Society for East Asian Anthropology
Oral Presentation Session
In China, persons with disabilities have long been viewed as welfare subjects who are incapable, who have to depend on others’ care and protection. This view is reinforced by state apparatuses such as special schools, psychiatric institutions, welfare stipends, and legal provision for parental guardianship. In recent years, however, a disability rights movement has emerged. Activists of this movement see persons with disabilities as autonomous and capable citizens, champion their inclusion into mainstream society, and fight against both discrimination and special treatment based on disability.
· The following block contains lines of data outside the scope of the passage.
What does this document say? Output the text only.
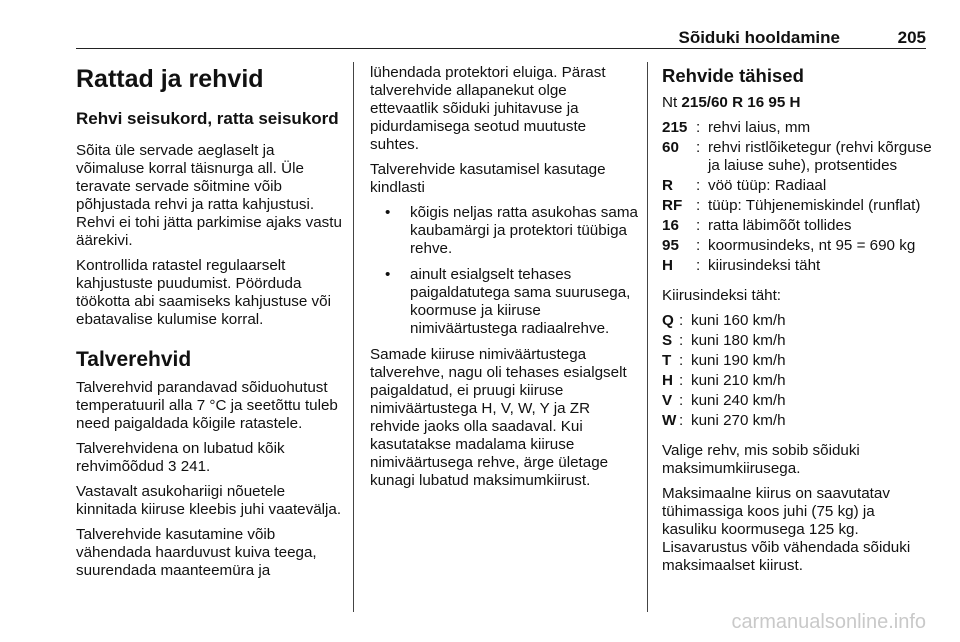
Sõiduki hooldamine	205
Rattad ja rehvid
Rehvi seisukord, ratta seisukord

Sõita üle servade aeglaselt ja võimaluse korral täisnurga all. Üle teravate servade sõitmine võib põhjustada rehvi ja ratta kahjustusi. Rehvi ei tohi jätta parkimise ajaks vastu äärekivi.

Kontrollida ratastel regulaarselt kahjustuste puudumist. Pöörduda töökotta abi saamiseks kahjustuse või ebatavalise kulumise korral.

Talverehvid

Talverehvid parandavad sõiduohutust temperatuuril alla 7 °C ja seetõttu tuleb need paigaldada kõigile ratastele.

Talverehvidena on lubatud kõik rehvimõõdud 3 241.

Vastavalt asukohariigi nõuetele kinnitada kiiruse kleebis juhi vaatevälja.

Talverehvide kasutamine võib vähendada haarduvust kuiva teega, suurendada maanteemüra ja

lühendada protektori eluiga. Pärast talverehvide allapanekut olge ettevaatlik sõiduki juhitavuse ja pidurdamisega seotud muutuste suhtes.

Talverehvide kasutamisel kasutage kindlasti

• kõigis neljas ratta asukohas sama kaubamärgi ja protektori tüübiga rehve.
• ainult esialgselt tehases paigaldatutega sama suurusega, koormuse ja kiiruse nimiväärtustega radiaalrehve.

Samade kiiruse nimiväärtustega talverehve, nagu oli tehases esialgselt paigaldatud, ei pruugi kiiruse nimiväärtustega H, V, W, Y ja ZR rehvide jaoks olla saadaval. Kui kasutatakse madalama kiiruse nimiväärtusega rehve, ärge ületage kunagi lubatud maksimumkiirust.

Rehvide tähised

Nt 215/60 R 16 95 H

215 : rehvi laius, mm
60	: rehvi ristlõiketegur (rehvi kõrguse ja laiuse suhe), protsentides
R	: vöö tüüp: Radiaal
RF : tüüp: Tühjenemiskindel (runflat)
16	: ratta läbimõõt tollides
95	: koormusindeks, nt 95 = 690 kg
H	: kiirusindeksi täht

Kiirusindeksi täht:

Q : kuni 160 km/h
S : kuni 180 km/h
T : kuni 190 km/h
H : kuni 210 km/h
V : kuni 240 km/h
W : kuni 270 km/h

Valige rehv, mis sobib sõiduki maksimumkiirusega.

Maksimaalne kiirus on saavutatav tühimassiga koos juhi (75 kg) ja kasuliku koormusega 125 kg. Lisavarustus võib vähendada sõiduki maksimaalset kiirust.

carmanualsonline.info
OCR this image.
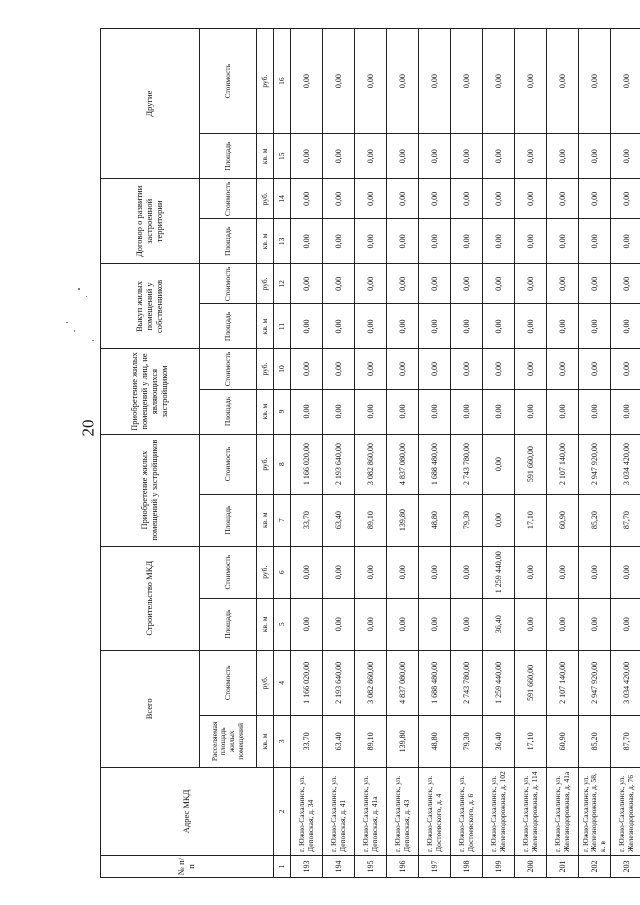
20
№ п/п	Адрес МКД	Всего		Строительство МКД		Приобретение жилых помещений у застройщиков		Приобретение жилых помещений у лиц, не являющихся застройщиком		Выкуп жилых помещений у собственников		Договор о развитии застроенной территории		Другие	
		Расселяемая площадь жилых помещений	Стоимость	Площадь	Стоимость	Площадь	Стоимость	Площадь	Стоимость	Площадь	Стоимость	Площадь	Стоимость	Площадь	Стоимость
		кв. м	руб.	кв. м	руб.	кв. м	руб.	кв. м	руб.	кв. м	руб.	кв. м	руб.	кв. м	руб.
1	2	3	4	5	6	7	8	9	10	11	12	13	14	15	16
193	г. Южно-Сахалинск, ул. Деповская, д. 34	33,70	1 166 020,00	0,00	0,00	33,70	1 166 020,00	0,00	0,00	0,00	0,00	0,00	0,00	0,00	0,00
194	г. Южно-Сахалинск, ул. Деповская, д. 41	63,40	2 193 640,00	0,00	0,00	63,40	2 193 640,00	0,00	0,00	0,00	0,00	0,00	0,00	0,00	0,00
195	г. Южно-Сахалинск, ул. Деповская, д. 41а	89,10	3 082 860,00	0,00	0,00	89,10	3 082 860,00	0,00	0,00	0,00	0,00	0,00	0,00	0,00	0,00
196	г. Южно-Сахалинск, ул. Деповская, д. 43	139,80	4 837 080,00	0,00	0,00	139,80	4 837 080,00	0,00	0,00	0,00	0,00	0,00	0,00	0,00	0,00
197	г. Южно-Сахалинск, ул. Достоевского, д. 4	48,80	1 688 480,00	0,00	0,00	48,80	1 688 480,00	0,00	0,00	0,00	0,00	0,00	0,00	0,00	0,00
198	г. Южно-Сахалинск, ул. Достоевского, д. 6	79,30	2 743 780,00	0,00	0,00	79,30	2 743 780,00	0,00	0,00	0,00	0,00	0,00	0,00	0,00	0,00
199	г. Южно-Сахалинск, ул. Железнодорожная, д. 102	36,40	1 259 440,00	36,40	1 259 440,00	0,00	0,00	0,00	0,00	0,00	0,00	0,00	0,00	0,00	0,00
200	г. Южно-Сахалинск, ул. Железнодорожная, д. 114	17,10	591 660,00	0,00	0,00	17,10	591 660,00	0,00	0,00	0,00	0,00	0,00	0,00	0,00	0,00
201	г. Южно-Сахалинск, ул. Железнодорожная, д. 41а	60,90	2 107 140,00	0,00	0,00	60,90	2 107 140,00	0,00	0,00	0,00	0,00	0,00	0,00	0,00	0,00
202	г. Южно-Сахалинск, ул. Железнодорожная, д. 58, к. в	85,20	2 947 920,00	0,00	0,00	85,20	2 947 920,00	0,00	0,00	0,00	0,00	0,00	0,00	0,00	0,00
203	г. Южно-Сахалинск, ул. Железнодорожная, д. 76	87,70	3 034 420,00	0,00	0,00	87,70	3 034 420,00	0,00	0,00	0,00	0,00	0,00	0,00	0,00	0,00
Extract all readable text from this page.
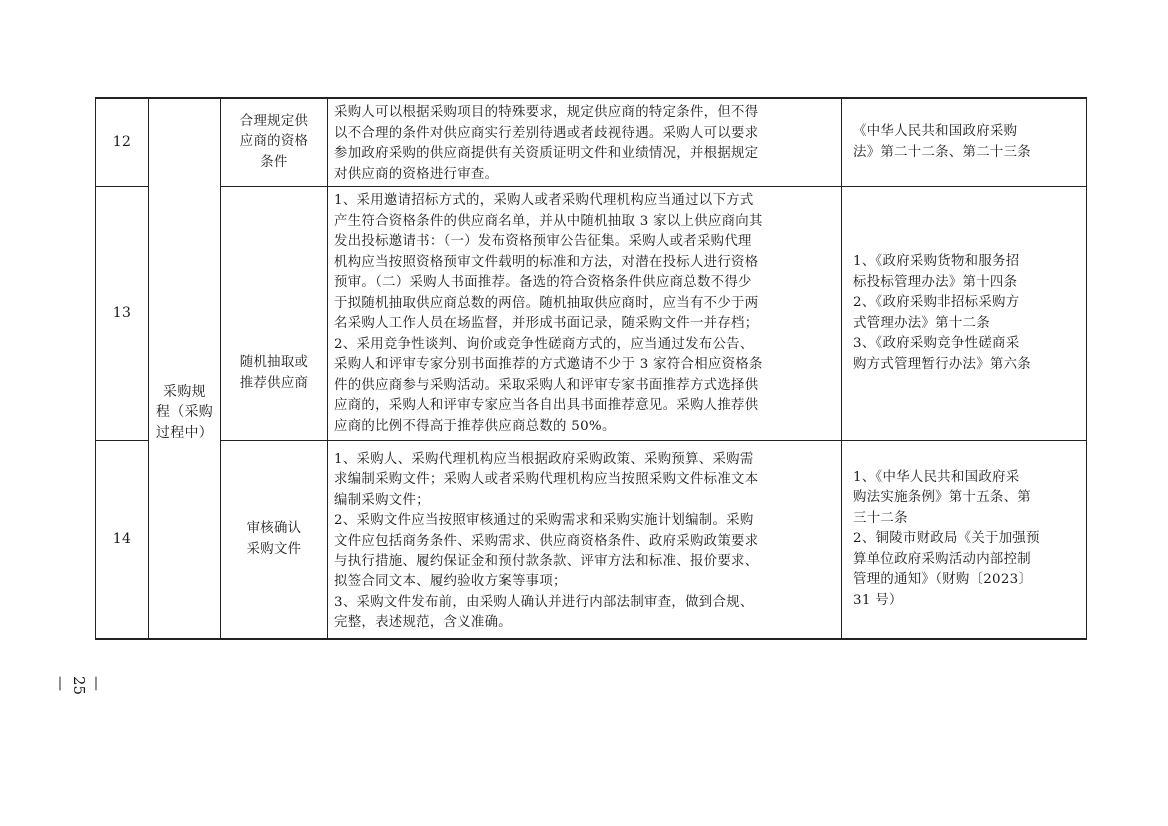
12
合理规定供
应商的资格
条件
采购人可以根据采购项目的特殊要求，规定供应商的特定条件，但不得
以不合理的条件对供应商实行差别待遇或者歧视待遇。采购人可以要求
参加政府采购的供应商提供有关资质证明文件和业绩情况，并根据规定
对供应商的资格进行审查。
《中华人民共和国政府采购
法》第二十二条、第二十三条
采购规
程（采购
过程中）
13
随机抽取或
推荐供应商
1、采用邀请招标方式的，采购人或者采购代理机构应当通过以下方式
产生符合资格条件的供应商名单，并从中随机抽取 3 家以上供应商向其
发出投标邀请书：（一）发布资格预审公告征集。采购人或者采购代理
机构应当按照资格预审文件载明的标准和方法，对潜在投标人进行资格
预审。（二）采购人书面推荐。备选的符合资格条件供应商总数不得少
于拟随机抽取供应商总数的两倍。随机抽取供应商时，应当有不少于两
名采购人工作人员在场监督，并形成书面记录，随采购文件一并存档；
2、采用竞争性谈判、询价或竞争性磋商方式的，应当通过发布公告、
采购人和评审专家分别书面推荐的方式邀请不少于 3 家符合相应资格条
件的供应商参与采购活动。采取采购人和评审专家书面推荐方式选择供
应商的，采购人和评审专家应当各自出具书面推荐意见。采购人推荐供
应商的比例不得高于推荐供应商总数的 50%。
1、《政府采购货物和服务招
标投标管理办法》第十四条
2、《政府采购非招标采购方
式管理办法》第十二条
3、《政府采购竞争性磋商采
购方式管理暂行办法》第六条
14
审核确认
采购文件
1、采购人、采购代理机构应当根据政府采购政策、采购预算、采购需
求编制采购文件；采购人或者采购代理机构应当按照采购文件标准文本
编制采购文件；
2、采购文件应当按照审核通过的采购需求和采购实施计划编制。采购
文件应包括商务条件、采购需求、供应商资格条件、政府采购政策要求
与执行措施、履约保证金和预付款条款、评审方法和标准、报价要求、
拟签合同文本、履约验收方案等事项；
3、采购文件发布前，由采购人确认并进行内部法制审查，做到合规、
完整，表述规范，含义准确。
1、《中华人民共和国政府采
购法实施条例》第十五条、第
三十二条
2、铜陵市财政局《关于加强预
算单位政府采购活动内部控制
管理的通知》（财购〔2023〕
31 号）
—25—
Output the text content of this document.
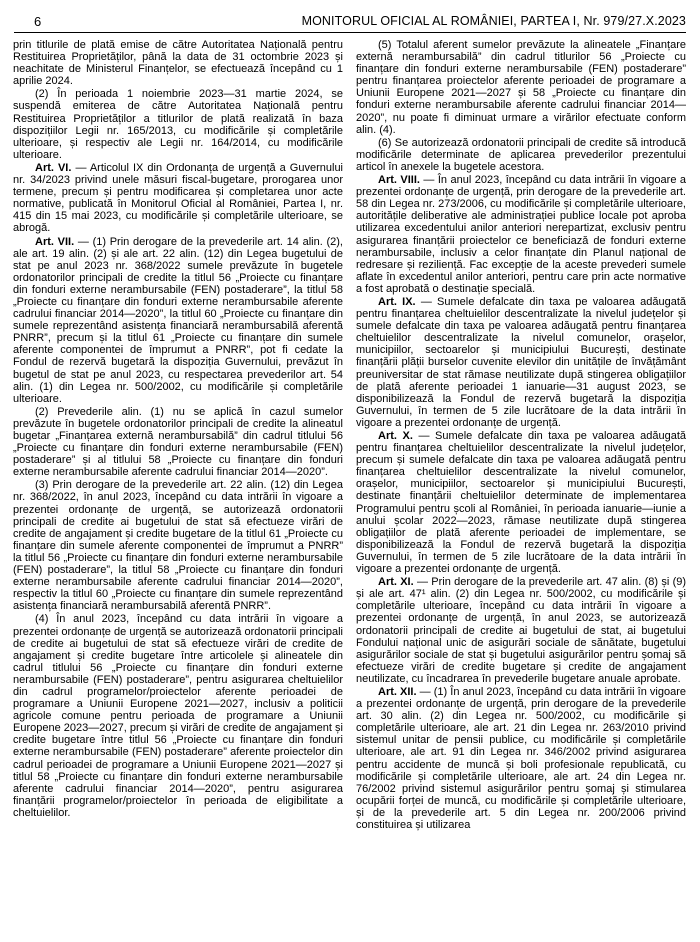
6	MONITORUL OFICIAL AL ROMÂNIEI, PARTEA I, Nr. 979/27.X.2023

prin titlurile de plată emise de către Autoritatea Națională pentru Restituirea Proprietăților, până la data de 31 octombrie 2023 și neachitate de Ministerul Finanțelor, se efectuează începând cu 1 aprilie 2024.

(2) În perioada 1 noiembrie 2023—31 martie 2024, se suspendă emiterea de către Autoritatea Națională pentru Restituirea Proprietăților a titlurilor de plată realizată în baza dispozițiilor Legii nr. 165/2013, cu modificările și completările ulterioare, și respectiv ale Legii nr. 164/2014, cu modificările ulterioare.

Art. VI. — Articolul IX din Ordonanța de urgență a Guvernului nr. 34/2023 privind unele măsuri fiscal-bugetare, prorogarea unor termene, precum și pentru modificarea și completarea unor acte normative, publicată în Monitorul Oficial al României, Partea I, nr. 415 din 15 mai 2023, cu modificările și completările ulterioare, se abrogă.

Art. VII. — (1) Prin derogare de la prevederile art. 14 alin. (2), ale art. 19 alin. (2) și ale art. 22 alin. (12) din Legea bugetului de stat pe anul 2023 nr. 368/2022 sumele prevăzute în bugetele ordonatorilor principali de credite la titlul 56 „Proiecte cu finanțare din fonduri externe nerambursabile (FEN) postaderare”, la titlul 58 „Proiecte cu finanțare din fonduri externe nerambursabile aferente cadrului financiar 2014—2020”, la titlul 60 „Proiecte cu finanțare din sumele reprezentând asistența financiară nerambursabilă aferentă PNRR”, precum și la titlul 61 „Proiecte cu finanțare din sumele aferente componentei de împrumut a PNRR”, pot fi cedate la Fondul de rezervă bugetară la dispoziția Guvernului, prevăzut în bugetul de stat pe anul 2023, cu respectarea prevederilor art. 54 alin. (1) din Legea nr. 500/2002, cu modificările și completările ulterioare.

(2) Prevederile alin. (1) nu se aplică în cazul sumelor prevăzute în bugetele ordonatorilor principali de credite la alineatul bugetar „Finanțarea externă nerambursabilă” din cadrul titlului 56 „Proiecte cu finanțare din fonduri externe nerambursabile (FEN) postaderare” și al titlului 58 „Proiecte cu finanțare din fonduri externe nerambursabile aferente cadrului financiar 2014—2020”.

(3) Prin derogare de la prevederile art. 22 alin. (12) din Legea nr. 368/2022, în anul 2023, începând cu data intrării în vigoare a prezentei ordonanțe de urgență, se autorizează ordonatorii principali de credite ai bugetului de stat să efectueze virări de credite de angajament și credite bugetare de la titlul 61 „Proiecte cu finanțare din sumele aferente componentei de împrumut a PNRR” la titlul 56 „Proiecte cu finanțare din fonduri externe nerambursabile (FEN) postaderare”, la titlul 58 „Proiecte cu finanțare din fonduri externe nerambursabile aferente cadrului financiar 2014—2020”, respectiv la titlul 60 „Proiecte cu finanțare din sumele reprezentând asistența financiară nerambursabilă aferentă PNRR”.

(4) În anul 2023, începând cu data intrării în vigoare a prezentei ordonanțe de urgență se autorizează ordonatorii principali de credite ai bugetului de stat să efectueze virări de credite de angajament și credite bugetare între articolele și alineatele din cadrul titlului 56 „Proiecte cu finanțare din fonduri externe nerambursabile (FEN) postaderare”, pentru asigurarea cheltuielilor din cadrul programelor/proiectelor aferente perioadei de programare a Uniunii Europene 2021—2027, inclusiv a politicii agricole comune pentru perioada de programare a Uniunii Europene 2023—2027, precum și virări de credite de angajament și credite bugetare între titlul 56 „Proiecte cu finanțare din fonduri externe nerambursabile (FEN) postaderare” aferente proiectelor din cadrul perioadei de programare a Uniunii Europene 2021—2027 și titlul 58 „Proiecte cu finanțare din fonduri externe nerambursabile aferente cadrului financiar 2014—2020”, pentru asigurarea finanțării programelor/proiectelor în perioada de eligibilitate a cheltuielilor.

(5) Totalul aferent sumelor prevăzute la alineatele „Finanțare externă nerambursabilă” din cadrul titlurilor 56 „Proiecte cu finanțare din fonduri externe nerambursabile (FEN) postaderare” pentru finanțarea proiectelor aferente perioadei de programare a Uniunii Europene 2021—2027 și 58 „Proiecte cu finanțare din fonduri externe nerambursabile aferente cadrului financiar 2014—2020”, nu poate fi diminuat urmare a virărilor efectuate conform alin. (4).

(6) Se autorizează ordonatorii principali de credite să introducă modificările determinate de aplicarea prevederilor prezentului articol în anexele la bugetele acestora.

Art. VIII. — În anul 2023, începând cu data intrării în vigoare a prezentei ordonanțe de urgență, prin derogare de la prevederile art. 58 din Legea nr. 273/2006, cu modificările și completările ulterioare, autoritățile deliberative ale administrației publice locale pot aproba utilizarea excedentului anilor anteriori nerepartizat, exclusiv pentru asigurarea finanțării proiectelor ce beneficiază de fonduri externe nerambursabile, inclusiv a celor finanțate din Planul național de redresare și reziliență. Fac excepție de la aceste prevederi sumele aflate în excedentul anilor anteriori, pentru care prin acte normative a fost aprobată o destinație specială.

Art. IX. — Sumele defalcate din taxa pe valoarea adăugată pentru finanțarea cheltuielilor descentralizate la nivelul județelor și sumele defalcate din taxa pe valoarea adăugată pentru finanțarea cheltuielilor descentralizate la nivelul comunelor, orașelor, municipiilor, sectoarelor și municipiului București, destinate finanțării plății burselor cuvenite elevilor din unitățile de învățământ preuniversitar de stat rămase neutilizate după stingerea obligațiilor de plată aferente perioadei 1 ianuarie—31 august 2023, se disponibilizează la Fondul de rezervă bugetară la dispoziția Guvernului, în termen de 5 zile lucrătoare de la data intrării în vigoare a prezentei ordonanțe de urgență.

Art. X. — Sumele defalcate din taxa pe valoarea adăugată pentru finanțarea cheltuielilor descentralizate la nivelul județelor, precum și sumele defalcate din taxa pe valoarea adăugată pentru finanțarea cheltuielilor descentralizate la nivelul comunelor, orașelor, municipiilor, sectoarelor și municipiului București, destinate finanțării cheltuielilor determinate de implementarea Programului pentru școli al României, în perioada ianuarie—iunie a anului școlar 2022—2023, rămase neutilizate după stingerea obligațiilor de plată aferente perioadei de implementare, se disponibilizează la Fondul de rezervă bugetară la dispoziția Guvernului, în termen de 5 zile lucrătoare de la data intrării în vigoare a prezentei ordonanțe de urgență.

Art. XI. — Prin derogare de la prevederile art. 47 alin. (8) și (9) și ale art. 47¹ alin. (2) din Legea nr. 500/2002, cu modificările și completările ulterioare, începând cu data intrării în vigoare a prezentei ordonanțe de urgență, în anul 2023, se autorizează ordonatorii principali de credite ai bugetului de stat, ai bugetului Fondului național unic de asigurări sociale de sănătate, bugetului asigurărilor sociale de stat și bugetului asigurărilor pentru șomaj să efectueze virări de credite bugetare și credite de angajament neutilizate, cu încadrarea în prevederile bugetare anuale aprobate.

Art. XII. — (1) În anul 2023, începând cu data intrării în vigoare a prezentei ordonanțe de urgență, prin derogare de la prevederile art. 30 alin. (2) din Legea nr. 500/2002, cu modificările și completările ulterioare, ale art. 21 din Legea nr. 263/2010 privind sistemul unitar de pensii publice, cu modificările și completările ulterioare, ale art. 91 din Legea nr. 346/2002 privind asigurarea pentru accidente de muncă și boli profesionale republicată, cu modificările și completările ulterioare, ale art. 24 din Legea nr. 76/2002 privind sistemul asigurărilor pentru șomaj și stimularea ocupării forței de muncă, cu modificările și completările ulterioare, și de la prevederile art. 5 din Legea nr. 200/2006 privind constituirea și utilizarea
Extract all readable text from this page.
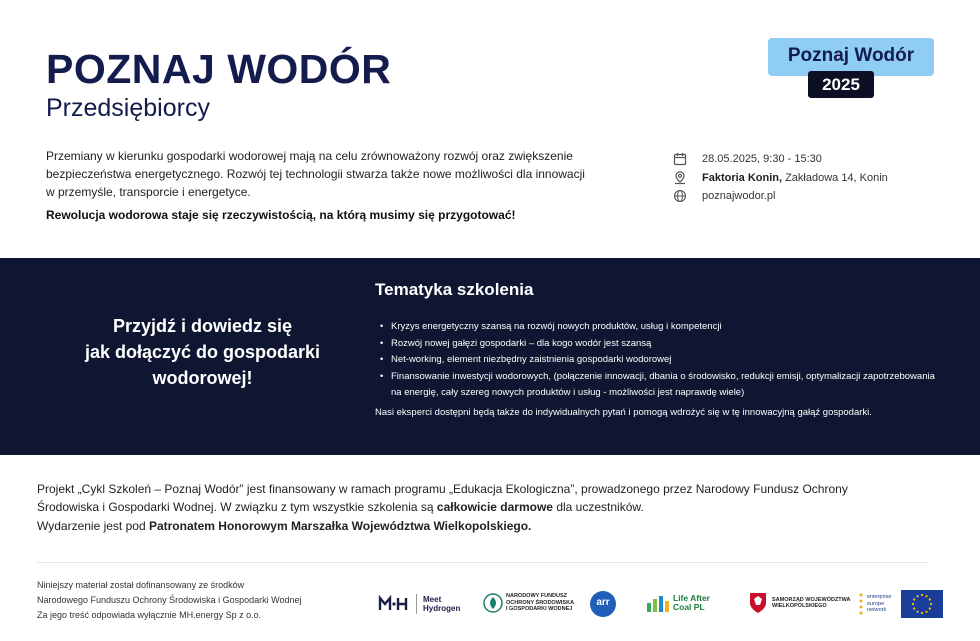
POZNAJ WODÓR
Przedsiębiorcy
Przemiany w kierunku gospodarki wodorowej mają na celu zrównoważony rozwój oraz zwiększenie
bezpieczeństwa energetycznego. Rozwój tej technologii stwarza także nowe możliwości dla innowacji
w przemyśle, transporcie i energetyce.
Rewolucja wodorowa staje się rzeczywistością, na którą musimy się przygotować!
Poznaj Wodór
2025
28.05.2025, 9:30 - 15:30
Faktoria Konin, Zakładowa 14, Konin
poznajwodor.pl
Przyjdź i dowiedz się
jak dołączyć do gospodarki
wodorowej!
Tematyka szkolenia
• Kryzys energetyczny szansą na rozwój nowych produktów, usług i kompetencji
• Rozwój nowej gałęzi gospodarki – dla kogo wodór jest szansą
• Net-working, element niezbędny zaistnienia gospodarki wodorowej
• Finansowanie inwestycji wodorowych, (połączenie innowacji, dbania o środowisko, redukcji emisji, optymalizacji zapotrzebowania na energię, cały szereg nowych produktów i usług - możliwości jest naprawdę wiele)
Nasi eksperci dostępni będą także do indywidualnych pytań i pomogą wdrożyć się w tę innowacyjną gałąź gospodarki.
Projekt „Cykl Szkoleń – Poznaj Wodór” jest finansowany w ramach programu „Edukacja Ekologiczna”, prowadzonego przez Narodowy Fundusz Ochrony
Środowiska i Gospodarki Wodnej. W związku z tym wszystkie szkolenia są całkowicie darmowe dla uczestników.
Wydarzenie jest pod Patronatem Honorowym Marszałka Województwa Wielkopolskiego.
Niniejszy materiał został dofinansowany ze środków
Narodowego Funduszu Ochrony Środowiska i Gospodarki Wodnej
Za jego treść odpowiada wyłącznie MH.energy Sp z o.o.
Meet
Hydrogen
NARODOWY FUNDUSZ
OCHRONY ŚRODOWISKA
I GOSPODARKI WODNEJ
arr	Life After
Coal PL
SAMORZĄD WOJEWÓDZTWA
WIELKOPOLSKIEGO
enterprise
europe
network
This paper examines the disability rights movement and its repercussions among grassroots disabled communities. Cases include both the advocacy against institutionalization and parental guardianship of people with psychiatric disabilities, and the struggle for blind people’s access to mainstream higher education. My fieldwork shows that while people with disabilities value the movement’s general goals of dignity and equality, they criticize some of the advocacy strategies for disregarding their vulnerability, their need for welfare support, and their dependence on the goodwill of others. Moreover, especially as people with psychiatric disabilities see it, when activists emphasize the similar social barriers faced by all people with disabilities, they risk flattening embodied differences and trivializing people’s suffering. Indeed, in the post-socialist paternalistic politics, it is often these differences and suffering that allow one to demand recognition and redistribution. These concerns and controversies illustrate changing imaginations of personhood, rights, and citizenship in post-socialist China, revealing how identity politics are shaped by the country’s dominant ideology and institutions of welfare paternalism.